Serving Those Who Serve


By: Colleen Mullarkey, ’06

Like many clinical psychologists, Melissa Munro Boyd, M.A. ’06, Psy.D. ’10, often helps clients deal with grief, loss, trauma, and work-related stress. As an Armyclinical psychologist, combating these issues is a much different battle. Boyd, a captain in the U.S. Army’s Medical Service Corps, has helped her fellow service members soldier on, whether she’s providing care in a hospital setting, on a U.S. Army base, or in an active war zone.

“There is a great need for psychologists in the military. You’re working with people who have a lot of concerns, and they don’t have someone to listen to them,” Boyd said. “It’s a really rewarding experience and an excellent field to go into.”

While it seems like a specialized area, clinical psychology in the military is actually a diverse field. Boyd’s clinical work includes therapy with families of military service members, consultation with commanding officers, psychological evaluations, groups for soldiers suffering with post-traumatic stress disorder, groups for adolescents, and therapy with active and retired members.

Currently, she is on active duty as a staff clinical psychologist at Fort Belvoir, Va., and chief of Fairfax Behavioral Health Clinic. “What I enjoy most is helping service members,” she said. “I love helping them to address difficult issues and being there to help them to continue serving.”

During her deployment to Kabul, Afghanistan, from February 2011to February 2012, she got the chance to do just that—working directly with military members who were on the front lines. Her work there earned her a Bronze Star Medal, an honor that the U.S. Armed Forces bestows to recognize acts of heroism, acts of merit, or meritorious service in a combat zone.

During her year at Camp KAIA in Kabul, she not only helped members from the U.S. military but also servicemen and women from several allied countries, such as France, Germany, and Italy. She helped service members to deal with the grief of losing their comrades—grief that she understood on a very personal level because she was experiencing the same difficulties. “I was just doing what I was called to do,” Boyd said. “I was expecting to help people, but working with them really helped me.”

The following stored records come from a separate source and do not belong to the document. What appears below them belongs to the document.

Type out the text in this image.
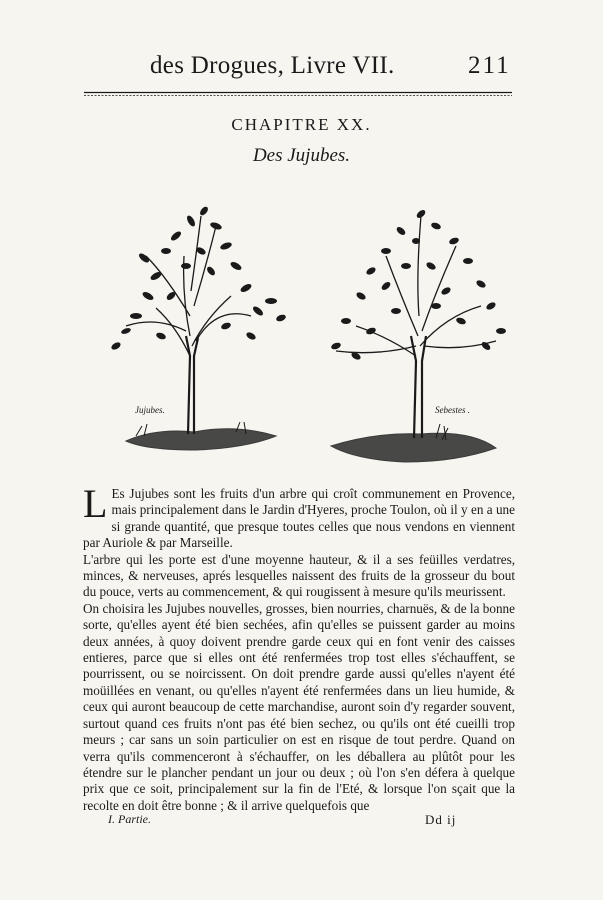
des Drogues, Livre VII.	211
CHAPITRE XX.
Des Jujubes.
Jujubes.	Sebestes .

L Es Jujubes sont les fruits d'un arbre qui croît communement en Provence, mais principalement dans le Jardin d'Hyeres, proche Toulon, où il y en a une si grande quantité, que presque toutes celles que nous vendons en viennent par Auriole & par Marseille.

L'arbre qui les porte est d'une moyenne hauteur, & il a ses feüilles verdatres, minces, & nerveuses, aprés lesquelles naissent des fruits de la grosseur du bout du pouce, verts au commencement, & qui rougissent à mesure qu'ils meurissent.

On choisira les Jujubes nouvelles, grosses, bien nourries, charnuës, & de la bonne sorte, qu'elles ayent été bien sechées, afin qu'elles se puissent garder au moins deux années, à quoy doivent prendre garde ceux qui en font venir des caisses entieres, parce que si elles ont été renfermées trop tost elles s'échauffent, se pourrissent, ou se noircissent. On doit prendre garde aussi qu'elles n'ayent été moüillées en venant, ou qu'elles n'ayent été renfermées dans un lieu humide, & ceux qui auront beaucoup de cette marchandise, auront soin d'y regarder souvent, surtout quand ces fruits n'ont pas été bien sechez, ou qu'ils ont été cueilli trop meurs ; car sans un soin particulier on est en risque de tout perdre. Quand on verra qu'ils commenceront à s'échauffer, on les déballera au plûtôt pour les étendre sur le plancher pendant un jour ou deux ; où l'on s'en défera à quelque prix que ce soit, principalement sur la fin de l'Eté, & lorsque l'on sçait que la recolte en doit être bonne ; & il arrive quelquefois que

I. Partie.	Dd ij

She enjoyed building relationships with other behavioral health providers on the base who came from countries across the globe and bonding with Christians with whom she studied the Bible and attended chapel on Sundays. This camaraderie and shared faith gave her the strength to help her fellow service members push forward.

“Whether it’s a loss or a traumatic situation, it’s important to stay strong in your faith and recognize the importance of your service,” Boyd said. “I always try to see the bigger picture. You have to look at the good things that are still to come, despite the challenges.”